Figure 4A. Embedded system designers are often tempted to build a secure computer using a general-purpose microcontroller with associated peripherals/memory, wrapping the PC board in multiple, expensive tamper sensors.
Figure 4B. The DS5250 secure microcontroller has a self-contained cryptographic boundary that is tamper reactive, thus reducing system cost by eliminating the need for additional tamper response.
Keeping it Safe and SecureEvery financial terminal, whether it is a PINpad, a POS terminal, or an ATM, processes confidential information that resides in its RAM and ROM. This makes the memory components critical in the security of the financial transaction. As hackers grow more sophisticated, so too must the security methods used to protect confidential information. Although there are many levels of protection, encrypted SRAM offers the best protection for embedded memory contents.
Perhaps most importantly, the DS5250 secure high-speed microcontroller protects sensitive information and maintains the trust of payment systems to meet financial industry regulations. When necessary, it will unconditionally erase private keys, programs, and data as a tamper response, keeping data safe and secure.
- Smith, Sean; Palmer, Elaine; Weingart, Steve. Using a High-Performance, Programmable Secure Coprocessor. Proceedings of the Second International Conference on Financial Cryptography, Springer-Verlag Lecture Notes in Computer Science, 1998.
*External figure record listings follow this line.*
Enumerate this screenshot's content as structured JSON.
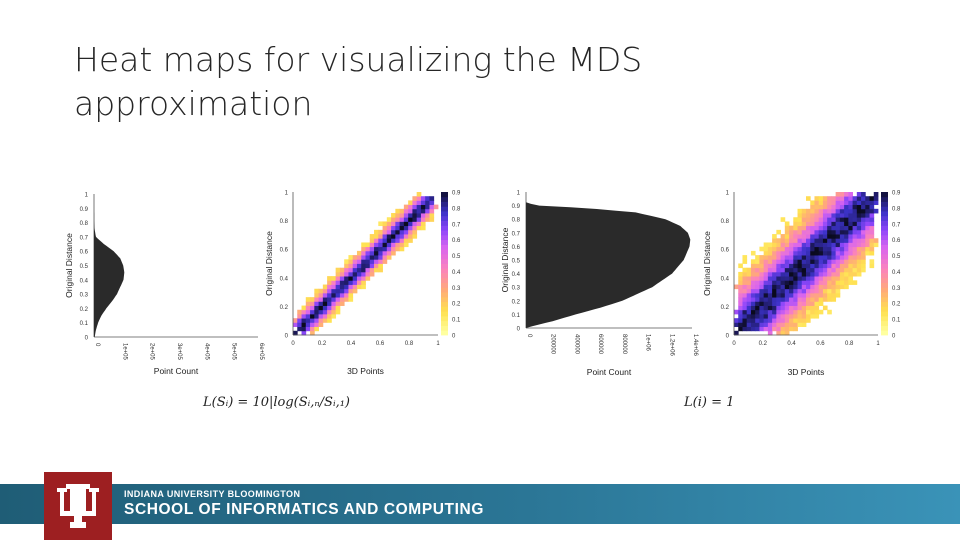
{
  "title": "Heat maps for visualizing the MDS approximation",
  "colors": {
    "accent": "#9d1f21",
    "footer": "#2b7696",
    "histogram": "#2a2a2a"
  },
  "chart_data": [
    {
      "type": "bar",
      "title": "",
      "xlabel": "Point Count",
      "ylabel": "Original Distance",
      "orientation": "horizontal",
      "xticks": [
        "0",
        "1e+05",
        "2e+05",
        "3e+05",
        "4e+05",
        "5e+05",
        "6e+05"
      ],
      "yticks": [
        "0",
        "0.1",
        "0.2",
        "0.3",
        "0.4",
        "0.5",
        "0.6",
        "0.7",
        "0.8",
        "0.9",
        "1"
      ],
      "xlim": [
        0,
        600000
      ],
      "ylim": [
        0,
        1
      ],
      "profile": [
        [
          0.0,
          0.004
        ],
        [
          0.05,
          0.012
        ],
        [
          0.1,
          0.025
        ],
        [
          0.15,
          0.045
        ],
        [
          0.2,
          0.075
        ],
        [
          0.25,
          0.11
        ],
        [
          0.3,
          0.14
        ],
        [
          0.35,
          0.16
        ],
        [
          0.4,
          0.18
        ],
        [
          0.45,
          0.185
        ],
        [
          0.5,
          0.178
        ],
        [
          0.55,
          0.16
        ],
        [
          0.6,
          0.12
        ],
        [
          0.65,
          0.06
        ],
        [
          0.7,
          0.012
        ],
        [
          0.75,
          0.004
        ],
        [
          0.8,
          0.001
        ],
        [
          0.9,
          0.0
        ],
        [
          1.0,
          0.0
        ]
      ]
    },
    {
      "type": "heatmap",
      "title": "",
      "xlabel": "3D Points",
      "ylabel": "Original Distance",
      "xticks": [
        "0",
        "0.2",
        "0.4",
        "0.6",
        "0.8",
        "1"
      ],
      "yticks": [
        "0",
        "0.2",
        "0.4",
        "0.6",
        "0.8",
        "1"
      ],
      "colorbar_ticks": [
        "0",
        "0.1",
        "0.2",
        "0.3",
        "0.4",
        "0.5",
        "0.6",
        "0.7",
        "0.8",
        "0.9"
      ],
      "xlim": [
        0,
        1
      ],
      "ylim": [
        0,
        1
      ],
      "spread": 0.07
    },
    {
      "type": "bar",
      "title": "",
      "xlabel": "Point Count",
      "ylabel": "Original Distance",
      "orientation": "horizontal",
      "xticks": [
        "0",
        "200000",
        "400000",
        "600000",
        "800000",
        "1e+06",
        "1.2e+06",
        "1.4e+06"
      ],
      "yticks": [
        "0",
        "0.1",
        "0.2",
        "0.3",
        "0.4",
        "0.5",
        "0.6",
        "0.7",
        "0.8",
        "0.9",
        "1"
      ],
      "xlim": [
        0,
        1400000
      ],
      "ylim": [
        0,
        1
      ],
      "profile": [
        [
          0.0,
          0.0
        ],
        [
          0.02,
          0.06
        ],
        [
          0.05,
          0.16
        ],
        [
          0.1,
          0.3
        ],
        [
          0.15,
          0.45
        ],
        [
          0.2,
          0.58
        ],
        [
          0.3,
          0.76
        ],
        [
          0.4,
          0.88
        ],
        [
          0.5,
          0.95
        ],
        [
          0.6,
          0.985
        ],
        [
          0.65,
          0.99
        ],
        [
          0.7,
          0.975
        ],
        [
          0.75,
          0.93
        ],
        [
          0.8,
          0.84
        ],
        [
          0.85,
          0.66
        ],
        [
          0.88,
          0.38
        ],
        [
          0.9,
          0.08
        ],
        [
          0.92,
          0.0
        ],
        [
          1.0,
          0.0
        ]
      ]
    },
    {
      "type": "heatmap",
      "title": "",
      "xlabel": "3D Points",
      "ylabel": "Original Distance",
      "xticks": [
        "0",
        "0.2",
        "0.4",
        "0.6",
        "0.8",
        "1"
      ],
      "yticks": [
        "0",
        "0.2",
        "0.4",
        "0.6",
        "0.8",
        "1"
      ],
      "colorbar_ticks": [
        "0",
        "0.1",
        "0.2",
        "0.3",
        "0.4",
        "0.5",
        "0.6",
        "0.7",
        "0.8",
        "0.9"
      ],
      "xlim": [
        0,
        1
      ],
      "ylim": [
        0,
        1
      ],
      "spread": 0.2
    }
  ],
  "formulas": {
    "left": "L(Sᵢ) = 10|log(Sᵢ,ₙ/Sᵢ,₁)",
    "right": "L(i) = 1"
  },
  "footer": {
    "line1": "INDIANA UNIVERSITY BLOOMINGTON",
    "line2": "SCHOOL OF INFORMATICS AND COMPUTING"
  }
}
- J. D. Tygar and B. S. Yee. Dyad: A System for Using Physically Secure Coprocessors. Proceedings of the joint Harvard-MIT Workshop on Technological Strategies for the Protection of Intellectual Property in the Network Multimedia Environment, April 1993.
- A variety of sources discuss this subject, and can be found via a web search engine using the keywords "EPROM," "plastic," and "acid."
- RSA Laboratories. PKCS #1 v2.1: RSA Cryptography Standard, Bedford, Massachusetts, 2002.